Quando falamos em culpa, devemos levar em conta que ela compreende dois aspectos. Uma coisa é a culpa no sentido legal do termo, que se refere ao componente de responsabilidade pela agressão. Outra coisa é a culpa no sentido psicológico, expressa pelo afeto que surge a partir da interpretação particular da vítima sobre a experiência abusiva.

Feita essa diferenciação, cabe ressaltar que, em todas as situações de assédio, a culpa, no seu sentido legal, é sempre do agressor. Isso quer dizer que, em nenhuma hipótese, a vítima pode ser responsabilizada pela violência que sofreu. Isso porque a culpa, enquanto ligada à responsabilidade pela violência, é obviamente de quem comete o ato.

Infelizmente, isso nem sempre fica claro e é comum que quem sofreu a agressão seja responsabilizado pela própria vitimização, em razão de seus hábitos, comportamentos ou do modo de se vestir. Se soma a esse erro a ideia equivocada de que a vítima pode ter consentido com o abuso de alguma forma, como nos casos em que não conseguiu esboçar reação. 

No que se refere à culpa que muitas vítimas experimentam, entende-se que depende de aspectos individuais e pode se originar por inúmeras causas. Embora não tenha responsabilidade legal pelo abuso, a vítima pode sentir-se culpada, por exemplo, por manter afeto ou proximidade com o agressor. Pode ainda sentir-se mal por não ter percebido o caráter perverso da interação a tempo de se proteger ou por ter tido alguma sensação fisicamente agradável durante o abuso, a despeito do desconforto emocional que a situação lhe causou.

Vemos que, em muitos casos, esse tipo de culpa nasce da ideia de que seria possível fazer as coisas de forma totalmente diferente. Olhando em retrospectiva, a pessoa se imagina capaz de estar mais alerta, de reagir de outro modo e de se autoproteger. É preciso entender que tais hipóteses partem de uma análise posterior, feita com elementos que a pessoa não tinha antes da agressão e, nesse sentido, constituem uma fantasia que não seria viável na prática. 

Além disso, nem sempre o abuso envolve violência física e muitos agressores investem seus recursos em um longo processo de aliciamento, a partir do qual identificam os pontos fracos de seu alvo, bem como as condições mais favoráveis para agir.
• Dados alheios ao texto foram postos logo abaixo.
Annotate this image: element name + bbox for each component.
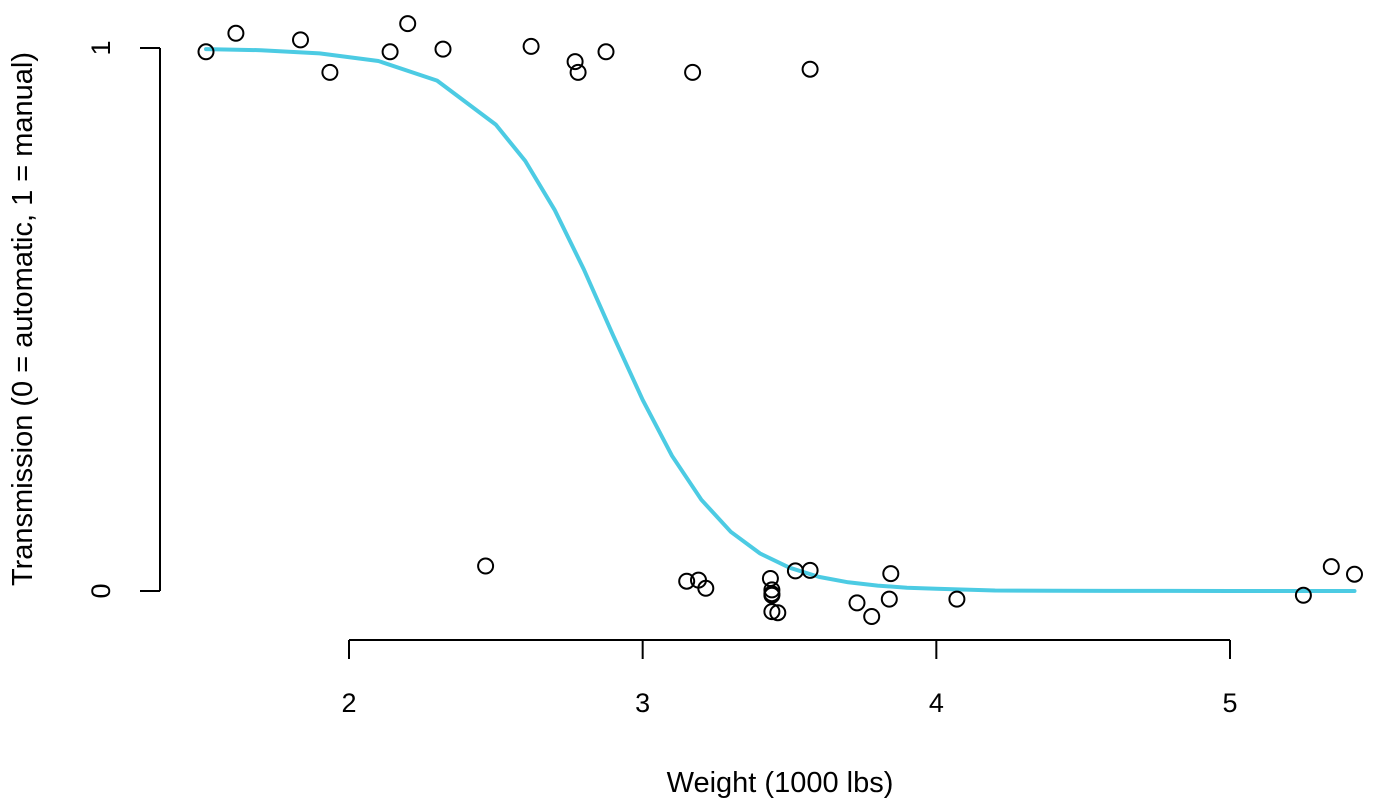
data-point [597, 43, 615, 61]
data-point [1346, 565, 1363, 583]
y-axis-title: Transmission (0 = automatic, 1 = manual) [7, 52, 39, 586]
data-points [197, 15, 1363, 625]
data-point [1294, 586, 1312, 604]
data-point [292, 31, 309, 49]
data-point [880, 590, 898, 608]
data-point [569, 63, 587, 81]
x-tick-label: 4 [929, 688, 944, 718]
data-point [763, 585, 781, 603]
data-point [1322, 558, 1340, 576]
data-point [522, 37, 540, 55]
data-point [948, 590, 966, 608]
data-point [381, 43, 399, 61]
data-point [678, 572, 696, 590]
data-point [684, 63, 702, 81]
x-tick-label: 2 [341, 688, 356, 718]
x-axis-title: Weight (1000 lbs) [667, 767, 894, 799]
data-point [763, 603, 781, 621]
data-point [882, 565, 900, 583]
data-point [863, 608, 881, 625]
data-point [801, 561, 819, 579]
data-point [566, 53, 584, 71]
axis-ticks: 2 3 4 5 0 1 [86, 40, 1238, 718]
fitted-curve [204, 47, 1357, 593]
data-point [477, 557, 495, 575]
x-tick-label: 3 [635, 688, 650, 718]
y-tick-label: 1 [86, 40, 116, 55]
data-point [697, 579, 715, 597]
data-point [848, 594, 866, 612]
data-point [321, 63, 339, 81]
data-point [801, 60, 819, 78]
data-point [197, 43, 215, 61]
data-point [399, 15, 417, 33]
data-point [769, 604, 787, 622]
data-point [227, 24, 245, 42]
x-tick-label: 5 [1222, 688, 1237, 718]
y-tick-label: 0 [86, 583, 116, 598]
data-point [434, 40, 452, 58]
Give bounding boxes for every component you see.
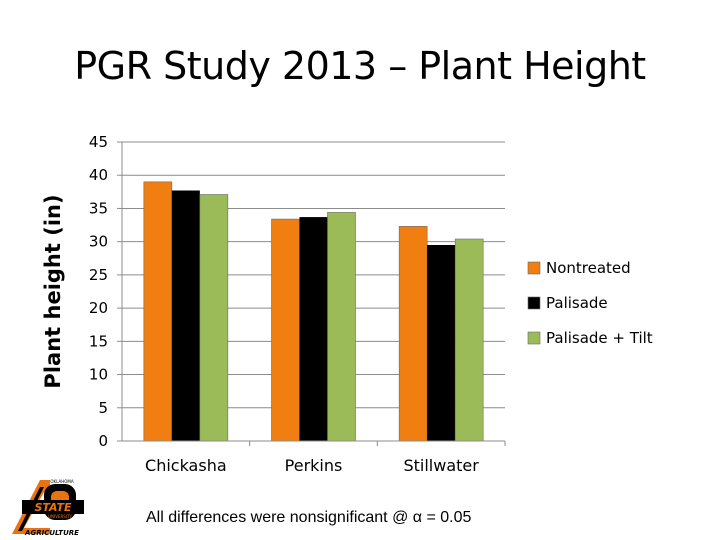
bar-perkins-nontreated — [271, 218, 300, 442]
y-tick-label: 30 — [89, 233, 108, 251]
bar-perkins-palisade-tilt — [327, 212, 356, 442]
y-tick-label: 25 — [89, 266, 108, 284]
logo-state-text: STATE — [34, 501, 72, 514]
x-category-label: Perkins — [285, 456, 343, 475]
bar-stillwater-palisade — [427, 244, 456, 441]
y-tick-label: 15 — [89, 332, 108, 350]
bar-perkins-palisade — [299, 217, 328, 441]
x-category-label: Chickasha — [145, 456, 227, 475]
logo-state-band — [22, 500, 84, 514]
y-tick-label: 10 — [89, 366, 108, 384]
bar-stillwater-nontreated — [398, 226, 428, 442]
x-category-label: Stillwater — [403, 456, 479, 475]
axes: 0 5 10 15 20 25 30 35 40 45 Chickasha Perkins Stillw… — [41, 133, 506, 475]
y-tick-label: 45 — [89, 133, 108, 151]
bar-chickasha-nontreated — [143, 181, 173, 442]
legend-swatch-nontreated — [527, 261, 541, 275]
bar-stillwater-palisade-tilt — [454, 238, 484, 442]
bar-chickasha-palisade — [171, 190, 200, 441]
y-tick-label: 35 — [89, 199, 108, 217]
bar-chickasha-palisade-tilt — [199, 194, 229, 442]
plant-height-chart: 0 5 10 15 20 25 30 35 40 45 Chickasha Perkins Stillw… — [41, 133, 653, 475]
legend: Nontreated Palisade Palisade + Tilt — [527, 259, 653, 347]
legend-label: Palisade + Tilt — [546, 329, 653, 347]
osu-agriculture-logo: STATE OKLAHOMA UNIVERSITY AGRICULTURE — [12, 479, 84, 537]
logo-agriculture-text: AGRICULTURE — [24, 529, 79, 537]
footnote: All differences were nonsignificant @ α … — [146, 509, 472, 526]
logo-top-text: OKLAHOMA — [50, 479, 73, 484]
legend-swatch-palisade-tilt — [527, 331, 541, 345]
legend-label: Palisade — [546, 294, 608, 312]
legend-swatch-palisade — [527, 296, 541, 310]
legend-label: Nontreated — [546, 259, 631, 277]
slide-title: PGR Study 2013 – Plant Height — [74, 44, 646, 88]
y-tick-label: 40 — [89, 166, 108, 184]
logo-small-text: UNIVERSITY — [48, 514, 72, 519]
y-tick-label: 0 — [98, 432, 108, 450]
y-tick-label: 5 — [98, 399, 108, 417]
y-axis-title: Plant height (in) — [41, 194, 65, 388]
y-tick-label: 20 — [89, 299, 108, 317]
bars — [143, 181, 484, 442]
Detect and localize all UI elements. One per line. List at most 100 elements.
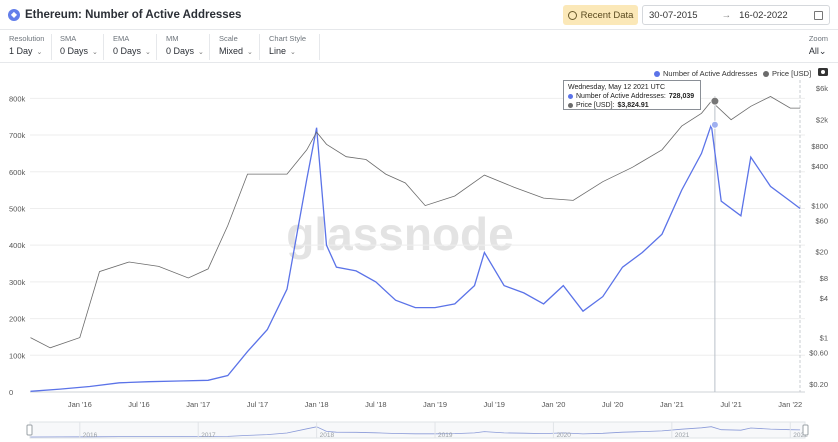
mm-label: MM xyxy=(166,34,179,43)
tooltip-date: Wednesday, May 12 2021 UTC xyxy=(568,84,666,91)
zoom-value: All⌄ xyxy=(809,46,828,57)
navigator-year-label: 2021 xyxy=(675,432,690,439)
right-tick-label: $0.20 xyxy=(809,380,828,389)
ema-label: EMA xyxy=(113,34,130,43)
x-tick-label: Jan '16 xyxy=(68,400,92,409)
mm-value: 0 Days ⌄ xyxy=(166,46,209,56)
chart-style-value: Line ⌄ xyxy=(269,46,319,56)
right-tick-label: $60 xyxy=(815,216,828,225)
chart-controls: Resolution 1 Day ⌄ SMA 0 Days ⌄ EMA 0 Days… xyxy=(0,30,838,63)
chevron-down-icon: ⌄ xyxy=(198,49,204,56)
right-tick-label: $4 xyxy=(820,294,828,303)
date-range-picker[interactable]: 30-07-2015 → 16-02-2022 xyxy=(642,5,830,25)
date-to: 16-02-2022 xyxy=(739,9,788,21)
navigator-handle-left[interactable] xyxy=(26,424,33,436)
right-tick-label: $0.60 xyxy=(809,348,828,357)
resolution-select[interactable]: Resolution 1 Day ⌄ xyxy=(0,34,52,60)
zoom-value-text: All xyxy=(808,46,819,56)
resolution-label: Resolution xyxy=(9,34,45,43)
right-tick-label: $400 xyxy=(811,162,828,171)
right-axis: $0.20 $0.60 $1 $4 $8 $20 $60 $100 $400 $800 $2k $6k xyxy=(809,84,828,389)
recent-data-button[interactable]: Recent Data xyxy=(563,5,638,25)
legend-swatch-active xyxy=(654,70,660,77)
legend-swatch-price xyxy=(763,70,769,77)
chevron-down-icon: ⌄ xyxy=(145,49,151,56)
x-tick-label: Jul '19 xyxy=(484,400,505,409)
chevron-down-icon: ⌄ xyxy=(92,49,98,56)
title-group: ◆ Ethereum: Number of Active Addresses xyxy=(8,9,241,21)
ema-select[interactable]: EMA 0 Days ⌄ xyxy=(104,34,157,60)
navigator-year-label: 2016 xyxy=(83,432,98,439)
ema-value: 0 Days ⌄ xyxy=(113,46,156,56)
chevron-down-icon: ⌄ xyxy=(290,49,296,56)
x-tick-label: Jul '17 xyxy=(247,400,268,409)
left-tick-label: 400k xyxy=(9,241,26,250)
resolution-value-text: 1 Day xyxy=(9,46,33,56)
mm-value-text: 0 Days xyxy=(166,46,195,56)
left-tick-label: 700k xyxy=(9,131,26,140)
clock-icon xyxy=(567,10,577,20)
scale-value: Mixed ⌄ xyxy=(219,46,259,56)
right-tick-label: $100 xyxy=(811,202,828,211)
arrow-right-icon: → xyxy=(721,9,732,21)
tooltip-price-label: Price [USD]: xyxy=(576,102,615,109)
left-tick-label: 600k xyxy=(9,168,26,177)
zoom-label: Zoom xyxy=(808,34,828,43)
chevron-down-icon: ⌄ xyxy=(247,49,253,56)
navigator-year-label: 2020 xyxy=(556,432,571,439)
camera-icon[interactable] xyxy=(818,68,828,76)
left-tick-label: 800k xyxy=(9,94,26,103)
right-tick-label: $1 xyxy=(820,334,828,343)
right-tick-label: $800 xyxy=(811,142,828,151)
legend-item-active[interactable]: Number of Active Addresses xyxy=(654,69,757,78)
sma-select[interactable]: SMA 0 Days ⌄ xyxy=(51,34,104,60)
active-addresses-line xyxy=(30,124,801,392)
x-tick-label: Jul '20 xyxy=(602,400,623,409)
price-line xyxy=(30,96,801,349)
watermark: glassnode xyxy=(286,208,514,260)
right-tick-label: $2k xyxy=(816,116,828,125)
legend-label-price: Price [USD] xyxy=(772,69,812,78)
chevron-down-icon: ⌄ xyxy=(36,49,43,56)
right-tick-label: $6k xyxy=(816,84,828,93)
left-tick-label: 100k xyxy=(9,351,26,360)
chart-style-select[interactable]: Chart Style Line ⌄ xyxy=(260,34,320,60)
x-tick-label: Jan '19 xyxy=(423,400,447,409)
right-tick-label: $20 xyxy=(815,248,828,257)
x-tick-label: Jul '21 xyxy=(720,400,741,409)
navigator-year-label: 2022 xyxy=(793,432,808,439)
navigator-year-label: 2018 xyxy=(320,432,335,439)
series-layer xyxy=(30,80,801,392)
legend-item-price[interactable]: Price [USD] xyxy=(763,69,811,78)
tooltip-swatch-price xyxy=(568,103,573,108)
left-tick-label: 300k xyxy=(9,278,26,287)
navigator[interactable]: 2016 2017 2018 2019 2020 2021 2022 xyxy=(26,421,809,439)
x-tick-label: Jul '18 xyxy=(365,400,386,409)
x-tick-label: Jan '17 xyxy=(186,400,210,409)
left-tick-label: 0 xyxy=(9,388,13,397)
chevron-down-icon: ⌄ xyxy=(818,46,827,56)
x-tick-label: Jan '21 xyxy=(660,400,684,409)
chart-title: Ethereum: Number of Active Addresses xyxy=(25,9,242,21)
sma-value: 0 Days ⌄ xyxy=(60,46,103,56)
x-tick-label: Jan '22 xyxy=(778,400,802,409)
tooltip-row-active: Number of Active Addresses: 728,039 xyxy=(568,92,696,101)
calendar-icon xyxy=(814,11,823,20)
header-bar: ◆ Ethereum: Number of Active Addresses R… xyxy=(0,0,838,30)
mm-select[interactable]: MM 0 Days ⌄ xyxy=(157,34,210,60)
navigator-handle-right[interactable] xyxy=(802,424,809,436)
scale-select[interactable]: Scale Mixed ⌄ xyxy=(210,34,260,60)
navigator-year-label: 2019 xyxy=(438,432,453,439)
x-axis: Jan '16 Jul '16 Jan '17 Jul '17 Jan '18 Jul '… xyxy=(30,391,805,409)
gridlines xyxy=(30,97,805,393)
zoom-select[interactable]: Zoom All⌄ xyxy=(809,34,828,57)
right-tick-label: $8 xyxy=(820,274,828,283)
scale-label: Scale xyxy=(219,34,238,43)
left-tick-label: 200k xyxy=(9,315,26,324)
sma-label: SMA xyxy=(60,34,77,43)
left-tick-label: 500k xyxy=(9,204,26,213)
left-axis: 0 100k 200k 300k 400k 500k 600k 700k 800k xyxy=(9,94,26,397)
tooltip-active-value: 728,039 xyxy=(668,93,695,100)
sma-value-text: 0 Days xyxy=(60,46,89,56)
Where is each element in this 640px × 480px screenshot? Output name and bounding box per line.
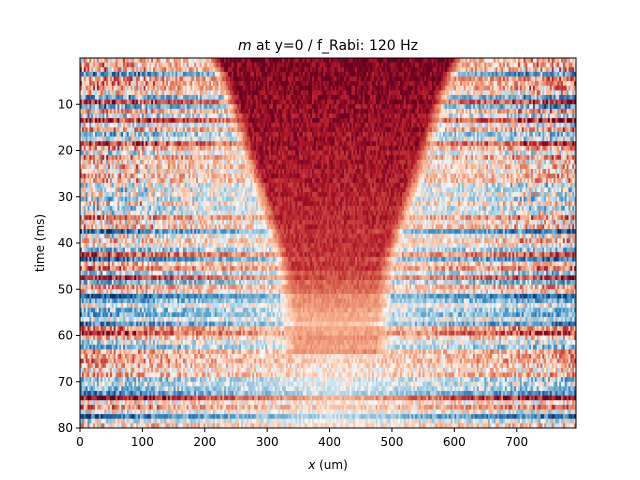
title-variable: m bbox=[238, 38, 252, 54]
title-text: at y=0 / f_Rabi: 120 Hz bbox=[252, 38, 418, 54]
chart-title: m at y=0 / f_Rabi: 120 Hz bbox=[238, 38, 418, 54]
heatmap-plot-area bbox=[80, 58, 576, 428]
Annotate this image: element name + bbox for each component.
Diante disso, podem se mostrar extremamente gentis e amáveis, carinhosos e companheiros, atitude que cria um vínculo de confiança, diminui a resistência da vítima e confunde sua percepção, possibilitando a conclusão do ato abusivo.

É importante saber que a culpa sentida pela vítima não só amplifica seu sofrimento, mas também dificulta a elaboração do trauma gerado pela experiência abusiva. Esse sentimento merece o cuidado profissional e pode ser devidamente trabalhado dentro de um processo psicoterapêutico. 

No que diz respeito à culpa por parte do agressor, cabe a devida punição legal, a partir da qual ele pode quitar sua dívida com a sociedade.